12. Performing Arts – Kelli Dipple / Tate

This speaker didn’t play the game because she had had to step into the breach at the eleventh hour – there was no synchronisation between words and pictures. So the pleasure in this one lay in the energy of the performance, which was as it should be for the subject.

13. Publishing – Mike Butcher / Mbites

Mike gave a quickfire history of publishing from an aboriginal cave painting via the Gutenberg bible and sufragette pamphleteering (which he likened to this very act of blogging) to Marconi and Logie Baird, to whom I suppose I owe more than the occasional admiring reflection as I walk past the John Baird public house.
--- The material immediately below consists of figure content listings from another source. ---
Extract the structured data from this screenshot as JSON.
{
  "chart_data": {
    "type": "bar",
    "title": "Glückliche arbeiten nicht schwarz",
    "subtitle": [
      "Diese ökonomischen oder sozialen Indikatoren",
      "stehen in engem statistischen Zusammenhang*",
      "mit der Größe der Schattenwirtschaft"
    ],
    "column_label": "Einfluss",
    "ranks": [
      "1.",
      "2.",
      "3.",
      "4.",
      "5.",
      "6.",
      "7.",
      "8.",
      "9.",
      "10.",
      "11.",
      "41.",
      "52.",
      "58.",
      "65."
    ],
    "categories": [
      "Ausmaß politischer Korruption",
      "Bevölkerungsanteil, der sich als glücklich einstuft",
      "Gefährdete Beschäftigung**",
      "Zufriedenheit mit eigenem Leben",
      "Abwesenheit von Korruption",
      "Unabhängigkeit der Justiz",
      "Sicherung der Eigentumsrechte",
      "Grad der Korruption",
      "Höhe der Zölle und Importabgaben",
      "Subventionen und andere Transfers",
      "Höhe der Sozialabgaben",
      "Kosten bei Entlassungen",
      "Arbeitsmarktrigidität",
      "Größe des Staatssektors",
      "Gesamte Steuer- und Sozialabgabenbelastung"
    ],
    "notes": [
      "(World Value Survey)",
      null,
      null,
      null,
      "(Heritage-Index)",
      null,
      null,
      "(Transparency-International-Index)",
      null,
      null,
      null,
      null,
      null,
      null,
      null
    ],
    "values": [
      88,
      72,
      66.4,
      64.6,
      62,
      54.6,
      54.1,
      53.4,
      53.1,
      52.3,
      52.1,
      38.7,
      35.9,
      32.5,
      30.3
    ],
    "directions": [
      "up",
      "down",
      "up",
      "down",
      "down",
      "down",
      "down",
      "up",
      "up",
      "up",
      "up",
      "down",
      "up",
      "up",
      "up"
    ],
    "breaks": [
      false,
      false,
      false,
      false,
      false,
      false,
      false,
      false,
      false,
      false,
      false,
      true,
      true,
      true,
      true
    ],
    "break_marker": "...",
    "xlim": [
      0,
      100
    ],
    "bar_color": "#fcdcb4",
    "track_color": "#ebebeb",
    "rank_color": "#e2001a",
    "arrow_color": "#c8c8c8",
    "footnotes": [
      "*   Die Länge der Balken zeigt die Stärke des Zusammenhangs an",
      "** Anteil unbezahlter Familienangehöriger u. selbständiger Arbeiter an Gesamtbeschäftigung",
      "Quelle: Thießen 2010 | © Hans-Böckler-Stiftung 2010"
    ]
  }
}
I enjoyed the link to the lost art of pamphleteering and will think further on it.

And my fourteenth inspiration to round off? The enjoyment of analogue connectivity in a big room with wine and cake. The room where I first came across Alfie Dennen, setting off the chain of connection which has resulted in the Big Art Mob. The room where I talked acoustics with Martyn Ware (including of the Whispering Gallery in Saint Paul’s where I proposed) and where I talked swing bands with Katz who is paying me for the gig in music.